In der gestrigen Ratssitzung stand der Tagesordnungspunkt „Gemeinsame Bewerbung der Städte Herten und Recklinghausen um Olympische/Paralympische Spiele der Region Rhein-Ruhr für das Jahr 2036, 2040 oder 2044 – Durchführung eines Ratsbürgerentscheides“ auf der Agende.

Der Rat sollte über die Durchführung eines Ratsbürgerentscheides abstimmen.

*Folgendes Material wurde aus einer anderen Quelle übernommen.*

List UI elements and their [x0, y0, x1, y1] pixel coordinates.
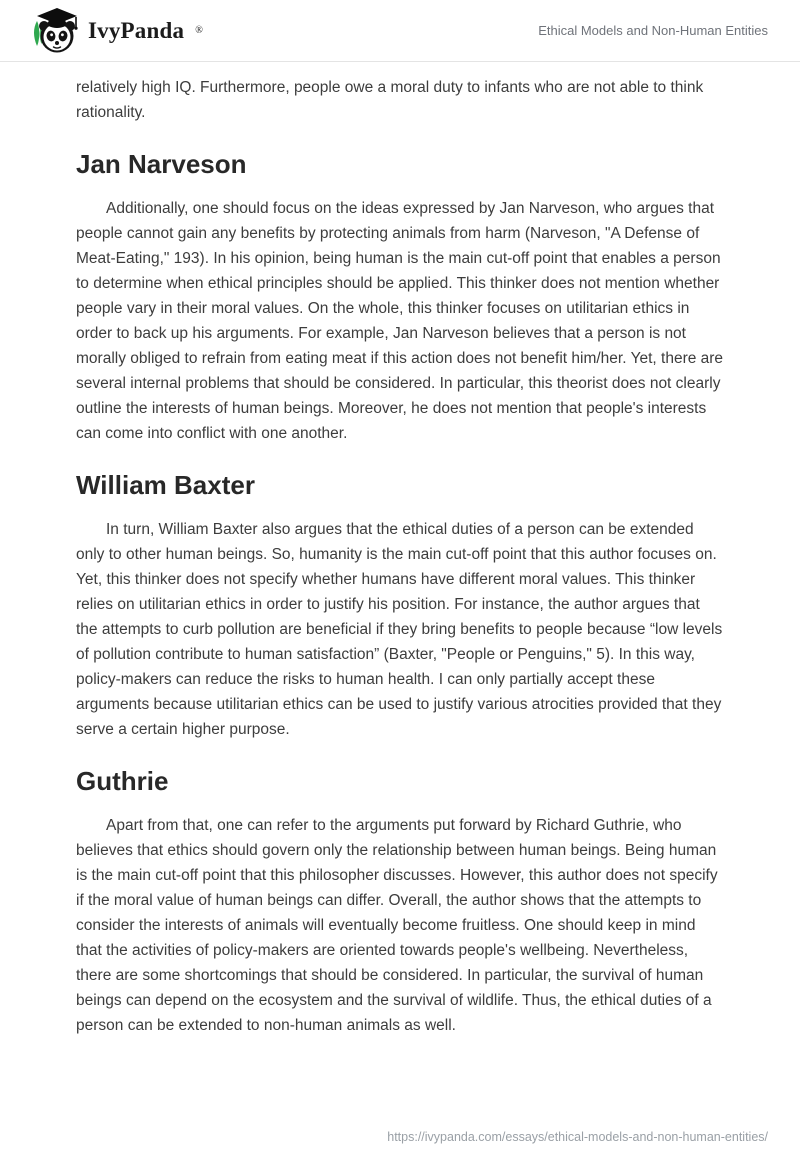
lead-paragraph: relatively high IQ. Furthermore, people owe a moral duty to infants who are not able to think rationality.	[76, 79, 704, 121]
source-url-link[interactable]: https://ivypanda.com/essays/ethical-models-and-non-human-entities/	[387, 1130, 768, 1144]
section-paragraph-jan-narveson: Additionally, one should focus on the ideas expressed by Jan Narveson, who argues that people cannot gain any benefits by protecting animals from harm (Narveson, "A Defense of Meat-Eating," 193). In his opinion, being human is the main cut-off point that enables a person to determine when ethical principles should be applied. This thinker does not mention whether people vary in their moral values. On the whole, this thinker focuses on utilitarian ethics in order to back up his arguments. For example, Jan Narveson believes that a person is not morally obliged to refrain from eating meat if this action does not benefit him/her. Yet, there are several internal problems that should be considered. In particular, this theorist does not clearly outline the interests of human beings. Moreover, he does not mention that people's interests can come into conflict with one another.	[76, 200, 724, 442]
page-header	[0, 0, 800, 62]
essay-content	[0, 62, 800, 1038]
brand-name: IvyPanda	[88, 17, 185, 43]
section-paragraph-guthrie: Apart from that, one can refer to the arguments put forward by Richard Guthrie, who believes that ethics should govern only the relationship between human beings. Being human is the main cut-off point that this philosopher discusses. However, this author does not specify if the moral value of human beings can differ. Overall, the author shows that the attempts to consider the interests of animals will eventually become fruitless. One should keep in mind that the activities of policy-makers are oriented towards people's wellbeing. Nevertheless, there are some shortcomings that should be considered. In particular, the survival of human beings can depend on the ecosystem and the survival of wildlife. Thus, the ethical duties of a person can be extended to non-human animals as well.	[76, 817, 718, 1034]
section-heading-william-baxter: William Baxter	[76, 470, 255, 500]
document-title: Ethical Models and Non-Human Entities	[538, 23, 768, 38]
section-heading-guthrie: Guthrie	[76, 766, 169, 796]
ivypanda-brand[interactable]	[32, 7, 203, 55]
section-heading-jan-narveson: Jan Narveson	[76, 149, 247, 179]
registered-trademark-mark: ®	[195, 25, 203, 36]
section-paragraph-william-baxter: In turn, William Baxter also argues that the ethical duties of a person can be extended only to other human beings. So, humanity is the main cut-off point that this author focuses on. Yet, this thinker does not specify whether humans have different moral values. This thinker relies on utilitarian ethics in order to justify his position. For instance, the author argues that the attempts to curb pollution are beneficial if they bring benefits to people because “low levels of pollution contribute to human satisfaction” (Baxter, "People or Penguins," 5). In this way, policy-makers can reduce the risks to human health. I can only partially accept these arguments because utilitarian ethics can be used to justify various atrocities provided that they serve a certain higher purpose.	[76, 521, 723, 738]
ivypanda-panda-logo-icon	[32, 7, 78, 55]
page-footer	[387, 1128, 768, 1146]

Die Bürger*innen in Recklinghausen und Herten sollten darüber abstimmen können, ob sich die beiden Städte gemeinsam als Austragungsort für die Sportart Mountainbike auf der Halde bewerben.

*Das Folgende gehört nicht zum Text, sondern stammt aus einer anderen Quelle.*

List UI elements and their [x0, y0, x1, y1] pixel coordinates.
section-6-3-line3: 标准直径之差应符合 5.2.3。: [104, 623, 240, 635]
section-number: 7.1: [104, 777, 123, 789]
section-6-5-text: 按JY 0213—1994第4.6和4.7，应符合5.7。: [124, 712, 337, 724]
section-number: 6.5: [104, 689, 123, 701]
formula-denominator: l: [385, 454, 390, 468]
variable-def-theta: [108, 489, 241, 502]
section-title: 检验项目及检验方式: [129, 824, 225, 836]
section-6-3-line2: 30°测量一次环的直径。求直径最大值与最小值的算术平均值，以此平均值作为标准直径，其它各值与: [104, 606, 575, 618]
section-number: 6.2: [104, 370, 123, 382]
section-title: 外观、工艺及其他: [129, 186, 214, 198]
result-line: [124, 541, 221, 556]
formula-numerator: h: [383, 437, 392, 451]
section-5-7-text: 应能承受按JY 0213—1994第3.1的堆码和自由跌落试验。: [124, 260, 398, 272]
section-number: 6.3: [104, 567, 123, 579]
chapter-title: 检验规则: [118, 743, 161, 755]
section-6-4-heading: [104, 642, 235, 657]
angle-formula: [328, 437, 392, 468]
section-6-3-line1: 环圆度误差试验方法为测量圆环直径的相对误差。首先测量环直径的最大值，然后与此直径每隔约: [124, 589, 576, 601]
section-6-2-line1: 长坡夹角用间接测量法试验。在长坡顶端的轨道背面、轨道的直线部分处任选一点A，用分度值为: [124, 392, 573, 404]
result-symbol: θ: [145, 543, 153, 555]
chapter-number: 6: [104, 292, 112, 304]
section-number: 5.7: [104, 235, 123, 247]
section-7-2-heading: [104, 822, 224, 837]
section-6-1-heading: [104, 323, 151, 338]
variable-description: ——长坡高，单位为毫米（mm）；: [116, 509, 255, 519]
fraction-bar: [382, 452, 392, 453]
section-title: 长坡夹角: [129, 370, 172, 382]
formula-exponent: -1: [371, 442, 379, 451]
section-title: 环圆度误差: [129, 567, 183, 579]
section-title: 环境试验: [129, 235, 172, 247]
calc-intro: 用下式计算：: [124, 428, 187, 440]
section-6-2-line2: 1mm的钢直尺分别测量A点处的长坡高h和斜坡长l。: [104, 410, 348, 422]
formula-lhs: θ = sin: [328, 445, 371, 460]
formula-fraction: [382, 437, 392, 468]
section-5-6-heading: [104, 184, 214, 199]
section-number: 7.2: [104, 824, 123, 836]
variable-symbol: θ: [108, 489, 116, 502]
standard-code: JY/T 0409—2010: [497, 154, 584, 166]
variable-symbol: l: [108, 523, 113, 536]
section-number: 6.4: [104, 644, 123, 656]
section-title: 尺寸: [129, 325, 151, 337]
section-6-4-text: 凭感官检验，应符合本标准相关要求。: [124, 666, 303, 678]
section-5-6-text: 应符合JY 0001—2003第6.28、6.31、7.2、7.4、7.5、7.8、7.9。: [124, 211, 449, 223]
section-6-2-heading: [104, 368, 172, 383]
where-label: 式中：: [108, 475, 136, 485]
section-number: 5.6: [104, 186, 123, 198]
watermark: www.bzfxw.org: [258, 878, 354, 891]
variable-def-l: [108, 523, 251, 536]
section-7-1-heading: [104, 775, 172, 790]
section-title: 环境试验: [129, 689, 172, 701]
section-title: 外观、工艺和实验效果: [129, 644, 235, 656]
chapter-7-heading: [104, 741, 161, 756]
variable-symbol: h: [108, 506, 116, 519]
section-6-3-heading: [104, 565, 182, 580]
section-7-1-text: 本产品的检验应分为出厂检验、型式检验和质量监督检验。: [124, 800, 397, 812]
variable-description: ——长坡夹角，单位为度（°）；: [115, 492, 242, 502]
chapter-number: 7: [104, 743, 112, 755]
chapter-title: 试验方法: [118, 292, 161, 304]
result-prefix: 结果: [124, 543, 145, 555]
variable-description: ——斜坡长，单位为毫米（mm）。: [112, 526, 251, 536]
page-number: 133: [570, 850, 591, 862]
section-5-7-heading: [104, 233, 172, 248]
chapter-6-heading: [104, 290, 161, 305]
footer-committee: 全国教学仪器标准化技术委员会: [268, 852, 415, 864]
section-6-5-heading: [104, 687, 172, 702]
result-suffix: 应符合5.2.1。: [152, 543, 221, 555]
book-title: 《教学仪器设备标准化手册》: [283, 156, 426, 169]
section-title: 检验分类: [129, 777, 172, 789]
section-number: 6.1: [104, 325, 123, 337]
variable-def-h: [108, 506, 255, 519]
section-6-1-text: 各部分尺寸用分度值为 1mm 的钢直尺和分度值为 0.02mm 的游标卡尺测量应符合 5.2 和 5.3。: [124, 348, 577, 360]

Die SPD-Fraktion hat den Menschen in Herten und auch Recklinghausen die Möglichkeit genommen darüber abstimmen zu können. Die 13 Stimmen der SPD reichten gestern aus, um die benötigte 2/3-Mehrheit zu verhindern.

„Wir teilen grundsätzlich die von der SPD aufgeführte Kritik bezüglich der Bewerbung, aber ein Ratsbürgerentscheid ist die reinste Form unserer Demokratie. Die Möglichkeit über eine Bewerbung abstimmen zu können, wollen wir unseren Bürger*innen nicht nehmen.“ so Patrick Berner, stellvertretender Fraktionsvorsitzender der Fraktion BÜNDNIS 90/DIE GRÜNEN im Rat der Stadt Herten.

Die Durchführung des Bürgerentscheides im Rat der Stadt Recklinghausen war zuvor einstimmig, also mit den Stimmen der SPD in Recklinghausen, beschlossen worden. Unverständlich warum die Hertener SPD hier abgewichen und damit Recklinghausen und Herten vor der Entscheidung durch die Bürger*innen aus dem Rennen genommen hat.